Enrique Shaw decía en una conferencia en el Congreso de Acción Católica de Córdoba en 1959: “La justicia sola no puede lograr la unión completa y la armonía que harán que la sociedad sea un cuerpo que funcione perfectamente. Sólo la caridad social, con su énfasis no en los derechos y deberes sino en el amor al prójimo, puede ofrecernos la “motivación” necesaria para que apliquemos la generosidad, paciencia y tolerancia indispensable durante el muy lento proceso de transición entre una sociedad desorganizada y otra que esté unida en la procura del bien común. Solo ella logrará que cada persona no se sienta sumergida en un grupo social determinado – sindicato, “clase dirigente”, terratenientes, etc. -, y actúe únicamente como miembro de ese grupo; sólo ella nos permitirá analizar claramente los errores u omisiones de los diversos grupos sociales, incluso del nuestro; ¡sólo ella impedirá que “clasifiquemos” a la gente por su raza o por el color de su piel!” (“Y Dominad la tierra”, pág. 79).
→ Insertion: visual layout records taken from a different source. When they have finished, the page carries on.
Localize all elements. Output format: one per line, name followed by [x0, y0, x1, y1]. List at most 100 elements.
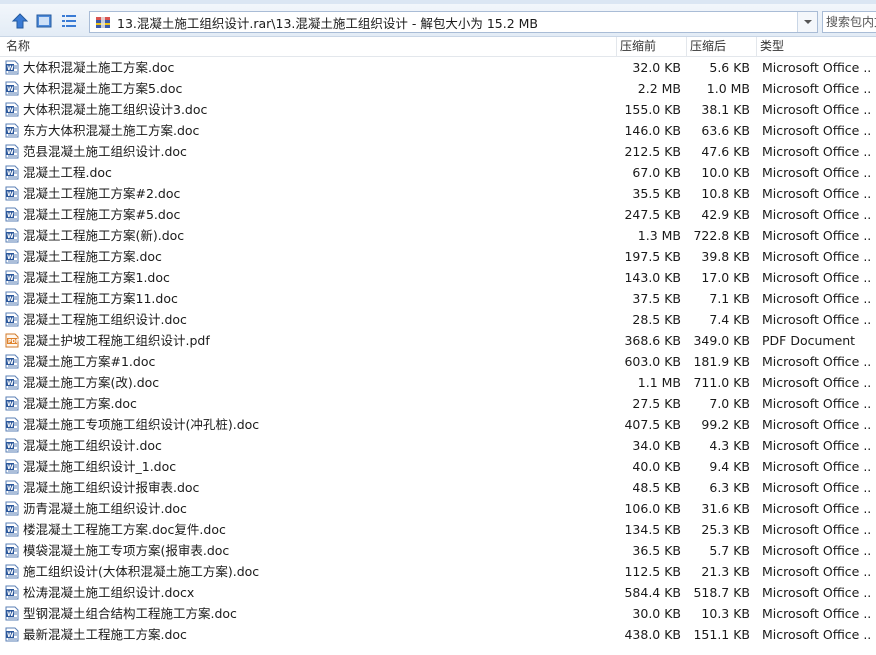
- file-row[interactable]: W 范县混凝土施工组织设计.doc 212.5 KB 47.6 KB Microsoft…: [0, 141, 876, 162]
- column-header-original-size[interactable]: 压缩前: [617, 37, 687, 57]
- file-compressed-size: 10.8 KB: [701, 186, 750, 201]
- file-compressed-size: 4.3 KB: [709, 438, 750, 453]
- svg-text:W: W: [7, 632, 14, 639]
- file-row[interactable]: W 模袋混凝土施工专项方案(报审表.doc 36.5 KB 5.7 KB Microso…: [0, 540, 876, 561]
- file-row[interactable]: W 大体积混凝土施工方案.doc 32.0 KB 5.6 KB Microsoft Of…: [0, 57, 876, 78]
- file-type: Microsoft Office ...: [762, 627, 872, 642]
- file-original-size: 27.5 KB: [632, 396, 681, 411]
- word-doc-icon: W: [5, 312, 19, 327]
- file-name: 混凝土施工方案.doc: [23, 396, 137, 411]
- address-dropdown-button[interactable]: [797, 12, 817, 32]
- word-doc-icon: W: [5, 207, 19, 222]
- up-folder-button[interactable]: [9, 10, 31, 32]
- file-name: 东方大体积混凝土施工方案.doc: [23, 123, 200, 138]
- file-row[interactable]: W 施工组织设计(大体积混凝土施工方案).doc 112.5 KB 21.3 KB Mi…: [0, 561, 876, 582]
- file-compressed-size: 6.3 KB: [709, 480, 750, 495]
- details-view-button[interactable]: [58, 10, 80, 32]
- file-type: Microsoft Office ...: [762, 207, 872, 222]
- file-original-size: 212.5 KB: [624, 144, 681, 159]
- arrow-up-icon: [11, 13, 29, 29]
- file-row[interactable]: W 混凝土工程施工方案(新).doc 1.3 MB 722.8 KB Microsoft…: [0, 225, 876, 246]
- file-original-size: 35.5 KB: [632, 186, 681, 201]
- file-compressed-size: 10.3 KB: [701, 606, 750, 621]
- word-doc-icon: W: [5, 438, 19, 453]
- column-header-type[interactable]: 类型: [757, 37, 876, 57]
- file-row[interactable]: W 混凝土施工组织设计报审表.doc 48.5 KB 6.3 KB Microsoft …: [0, 477, 876, 498]
- file-row[interactable]: W 沥青混凝土施工组织设计.doc 106.0 KB 31.6 KB Microsoft…: [0, 498, 876, 519]
- file-compressed-size: 47.6 KB: [701, 144, 750, 159]
- file-row[interactable]: W 混凝土施工组织设计.doc 34.0 KB 4.3 KB Microsoft Off…: [0, 435, 876, 456]
- file-row[interactable]: W 混凝土工程.doc 67.0 KB 10.0 KB Microsoft Office…: [0, 162, 876, 183]
- svg-text:W: W: [7, 212, 14, 219]
- file-original-size: 30.0 KB: [632, 606, 681, 621]
- file-row[interactable]: W 混凝土施工方案(改).doc 1.1 MB 711.0 KB Microsoft O…: [0, 372, 876, 393]
- file-row[interactable]: W 东方大体积混凝土施工方案.doc 146.0 KB 63.6 KB Microsof…: [0, 120, 876, 141]
- column-header-name[interactable]: 名称: [0, 37, 617, 57]
- file-type: Microsoft Office ...: [762, 144, 872, 159]
- file-type: Microsoft Office ...: [762, 606, 872, 621]
- file-compressed-size: 722.8 KB: [693, 228, 750, 243]
- file-row[interactable]: W 混凝土施工专项施工组织设计(冲孔桩).doc 407.5 KB 99.2 KB Mi…: [0, 414, 876, 435]
- file-compressed-size: 10.0 KB: [701, 165, 750, 180]
- word-doc-icon: W: [5, 60, 19, 75]
- svg-text:W: W: [7, 191, 14, 198]
- address-bar[interactable]: 13.混凝土施工组织设计.rar\13.混凝土施工组织设计 - 解包大小为 15…: [89, 11, 818, 33]
- file-type: PDF Document: [762, 333, 856, 348]
- file-row[interactable]: W 楼混凝土工程施工方案.doc复件.doc 134.5 KB 25.3 KB Micr…: [0, 519, 876, 540]
- search-input[interactable]: [823, 12, 876, 32]
- file-original-size: 40.0 KB: [632, 459, 681, 474]
- svg-text:W: W: [7, 107, 14, 114]
- file-row[interactable]: W 松涛混凝土施工组织设计.docx 584.4 KB 518.7 KB Microso…: [0, 582, 876, 603]
- file-name: 混凝土工程施工方案(新).doc: [23, 228, 185, 243]
- file-original-size: 67.0 KB: [632, 165, 681, 180]
- file-row[interactable]: W 混凝土施工组织设计_1.doc 40.0 KB 9.4 KB Microsoft O…: [0, 456, 876, 477]
- file-row[interactable]: W 混凝土工程施工方案11.doc 37.5 KB 7.1 KB Microsoft O…: [0, 288, 876, 309]
- word-doc-icon: W: [5, 480, 19, 495]
- file-original-size: 1.3 MB: [637, 228, 681, 243]
- word-doc-icon: W: [5, 543, 19, 558]
- file-name: 混凝土工程施工方案#2.doc: [23, 186, 181, 201]
- file-type: Microsoft Office ...: [762, 585, 872, 600]
- file-row[interactable]: W 大体积混凝土施工方案5.doc 2.2 MB 1.0 MB Microsoft Of…: [0, 78, 876, 99]
- file-original-size: 134.5 KB: [624, 522, 681, 537]
- file-row[interactable]: W 型钢混凝土组合结构工程施工方案.doc 30.0 KB 10.3 KB Micros…: [0, 603, 876, 624]
- file-type: Microsoft Office ...: [762, 396, 872, 411]
- view-list-icon: [62, 15, 76, 27]
- file-name: 混凝土施工组织设计_1.doc: [23, 459, 177, 474]
- file-row[interactable]: W 混凝土施工方案.doc 27.5 KB 7.0 KB Microsoft Offic…: [0, 393, 876, 414]
- file-row[interactable]: W 混凝土工程施工组织设计.doc 28.5 KB 7.4 KB Microsoft O…: [0, 309, 876, 330]
- column-header-compressed-size[interactable]: 压缩后: [687, 37, 757, 57]
- file-original-size: 407.5 KB: [624, 417, 681, 432]
- file-row[interactable]: W 最新混凝土工程施工方案.doc 438.0 KB 151.1 KB Microsof…: [0, 624, 876, 645]
- large-icons-view-button[interactable]: [33, 10, 55, 32]
- svg-text:W: W: [7, 170, 14, 177]
- file-name: 混凝土工程施工方案11.doc: [23, 291, 178, 306]
- svg-text:W: W: [7, 86, 14, 93]
- file-row[interactable]: W 混凝土施工方案#1.doc 603.0 KB 181.9 KB Microsoft …: [0, 351, 876, 372]
- svg-text:W: W: [7, 275, 14, 282]
- search-box[interactable]: [822, 11, 876, 33]
- file-compressed-size: 7.0 KB: [709, 396, 750, 411]
- file-row[interactable]: W 混凝土工程施工方案#2.doc 35.5 KB 10.8 KB Microsoft …: [0, 183, 876, 204]
- word-doc-icon: W: [5, 354, 19, 369]
- file-row[interactable]: W 混凝土工程施工方案.doc 197.5 KB 39.8 KB Microsoft O…: [0, 246, 876, 267]
- file-original-size: 1.1 MB: [637, 375, 681, 390]
- file-name: 型钢混凝土组合结构工程施工方案.doc: [23, 606, 237, 621]
- file-type: Microsoft Office ...: [762, 543, 872, 558]
- file-type: Microsoft Office ...: [762, 438, 872, 453]
- word-doc-icon: W: [5, 81, 19, 96]
- column-header: 名称 压缩前 压缩后 类型: [0, 37, 876, 57]
- file-compressed-size: 7.1 KB: [709, 291, 750, 306]
- file-compressed-size: 99.2 KB: [701, 417, 750, 432]
- svg-text:W: W: [7, 611, 14, 618]
- file-row[interactable]: PDF 混凝土护坡工程施工组织设计.pdf 368.6 KB 349.0 KB PDF …: [0, 330, 876, 351]
- file-original-size: 106.0 KB: [624, 501, 681, 516]
- file-compressed-size: 151.1 KB: [693, 627, 750, 642]
- file-name: 楼混凝土工程施工方案.doc复件.doc: [23, 522, 226, 537]
- file-compressed-size: 1.0 MB: [706, 81, 750, 96]
- file-type: Microsoft Office ...: [762, 354, 872, 369]
- file-row[interactable]: W 大体积混凝土施工组织设计3.doc 155.0 KB 38.1 KB Microso…: [0, 99, 876, 120]
- file-name: 松涛混凝土施工组织设计.docx: [23, 585, 195, 600]
- file-row[interactable]: W 混凝土工程施工方案1.doc 143.0 KB 17.0 KB Microsoft …: [0, 267, 876, 288]
- file-row[interactable]: W 混凝土工程施工方案#5.doc 247.5 KB 42.9 KB Microsoft…: [0, 204, 876, 225]
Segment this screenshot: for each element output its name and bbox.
“Generosidad, paciencia y tolerancia” son expresión de una Caridad que se asume como tarea para alcanzar una sociedad de Paz. Parecen ser una buena receta para transmitir a quienes nos rodean que hay motivos para esperar algo mejor y que lo podemos construir juntos. Desde nuestra función social nos toca liderar esta propuesta no solo en nuestras empresas sino de modo amplio. Si rompemos los egoísmos (de los que los empresarios somos tantas veces acusados) con una genuina generosidad e invitamos así a un modo nuevo de relacionarnos, saliendo de los competitivos juegos de suma cero para ir por más entre todos; si hacemos de la paciencia nuestra virtud y apostamos a alcanzar soluciones aunque el camino todavía no nos permita vislumbrarlas; si somos capaces de tolerar a los demás en sus diferencias e incluso en sus errores afirmando su dignidad y valor, nos estaremos confiando a la certeza de poder alcanzar como un mismo conjunto las metas comunes imprescindibles. Estas se mostrarán tanto más valederas y permanentes en la medida en que hayan sido construidas con el consenso de todos. Eso nos devolverá la esperanza.
Somos empresarios cristianos, llamados a transformarnos en hacedores de una esperanza renovada y Dios es la fuente de nuestra Paz. Él nos dejó en su Hijo Crucificado el mayor signo de Esperanza posible. Nos dio su ejemplo cuando se hizo generoso hasta darnos su propia vida para que tengamos Vida en abundancia. Nos mostró el camino cuando fue paciente hasta morir sin perder la confianza en el Padre que lo resucitaría. Él sigue siendo tolerante a pesar de nuestras muchas faltas y está dispuesto a perdonarnos apenas nos arrepentimos. Creer en Jesús Resucitado, creer en el poder de su Vida Nueva, implica hoy dar razones de nuestra esperanza no solo con nuestras palabras sino con nuestras obras concretas. No sigamos pidiendo signos a Dios, comencemos a hacernos signos de su Esperanza proponiendo a todos sus caminos de paz.